London’s diminished civic environment and public space is a consequence of exactly this kind of high-handed administration. The chronically absent Mayor, safe in his third term, exudes a basic contempt for ordinary Londoners. It’s all your fault: your fault for waving your phone about while wearing headphones. Your fault for trying to do a good deed on the Tube. Your fault for taking the occasional trip by car and accidentally ramming into an LTN flower box dumped in the middle of the road. It’s not the fault of the man paid £160,000 to take responsibility for the city where daily life should be possible without the need to take up hostile environment training fit for the SAS.

Petty crime is a gateway to and eventually enables rampant violence. One in 20 people now fare dodge on the Tube — a point recently exposed compellingly online by shadow justice secretary Robert Jenrick. This crime costs TfL £130m a year. Meanwhile, TfL spends millions trying to clean up graffiti — yet fails so badly that outrage at the daubings has now become a highly galvanised online campaign.

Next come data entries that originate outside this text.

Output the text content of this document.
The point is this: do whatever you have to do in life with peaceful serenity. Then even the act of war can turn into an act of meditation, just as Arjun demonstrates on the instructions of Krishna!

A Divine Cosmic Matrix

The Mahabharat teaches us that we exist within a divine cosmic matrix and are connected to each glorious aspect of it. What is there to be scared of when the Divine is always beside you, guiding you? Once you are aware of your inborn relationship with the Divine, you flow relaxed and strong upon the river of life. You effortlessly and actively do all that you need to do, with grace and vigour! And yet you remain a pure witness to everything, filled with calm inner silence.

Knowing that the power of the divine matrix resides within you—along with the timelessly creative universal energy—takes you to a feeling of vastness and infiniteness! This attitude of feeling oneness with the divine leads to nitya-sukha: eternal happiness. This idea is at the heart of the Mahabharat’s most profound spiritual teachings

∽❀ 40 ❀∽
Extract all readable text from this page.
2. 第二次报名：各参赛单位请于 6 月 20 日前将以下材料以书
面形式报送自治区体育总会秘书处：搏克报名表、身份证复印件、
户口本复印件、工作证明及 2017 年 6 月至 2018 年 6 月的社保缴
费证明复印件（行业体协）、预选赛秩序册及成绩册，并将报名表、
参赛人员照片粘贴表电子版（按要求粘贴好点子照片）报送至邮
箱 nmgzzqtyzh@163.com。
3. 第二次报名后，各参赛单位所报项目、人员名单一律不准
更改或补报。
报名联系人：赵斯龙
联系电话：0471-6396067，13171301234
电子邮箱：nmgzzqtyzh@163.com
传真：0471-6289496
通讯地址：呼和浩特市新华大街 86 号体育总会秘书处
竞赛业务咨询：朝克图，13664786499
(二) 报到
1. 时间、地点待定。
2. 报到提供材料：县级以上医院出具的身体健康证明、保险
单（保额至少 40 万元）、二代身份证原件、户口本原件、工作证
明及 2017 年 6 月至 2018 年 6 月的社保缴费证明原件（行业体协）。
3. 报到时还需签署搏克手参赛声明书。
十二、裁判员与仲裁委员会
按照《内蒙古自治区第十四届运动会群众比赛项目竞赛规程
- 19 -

Khan, along with his fashionable friends — and they’re always fashionable — at times appears to fetishise an atmosphere of grime and social deterioration, as if it were an edgy unique selling point. Perhaps it works over cocktails at Cannes, where he was in March, or on other glamorous jaunts. But when I travel — at dinner in Dubai, or even in New York — interlocutors now look concerned for Londoners’ welfare. “I’ve stopped coming,” they say, fearful of taking their Rolex out of the hotel safety deposit box. That’s when you feel the reflex of the “Khan cringe”, less terrifying, at least, than the flinch.

The Mayor of London should be top of the premier league of global mayors; instead, Khan is a global embarrassment

Just a few months back the Mayor backed a tourist tax. A tourist tax? Who could walk through the West End on a Friday evening and possibly conclude London needs a tourist tax? On Khan’s watch there has been an almost 20 per cent decrease in night-time economy businesses from 2020 to 2024. Companies floating in London raised just $1bn (£790m) last year — nine per cent less than the year before. That’s a whopping $40bn behind the US — below Malaysia, Poland and Oman. The Mayor of London should be top of the premier league of global mayors; instead, Khan is a global embarrassment.

Every Londoner — and crucially, every visitor — should enjoy the basic right to pass through the city without fear. It’s time Khan made clear he will not stand again for a fourth term.

He’s said to have told friends he wants to pack it in, and a public announcement should follow, so London can start openly debating its future sooner rather than later. When the Standard breaks that news, it’ll be a notification many will welcome — if they can pull off the flinch, that is, and the phone’s still in their hand.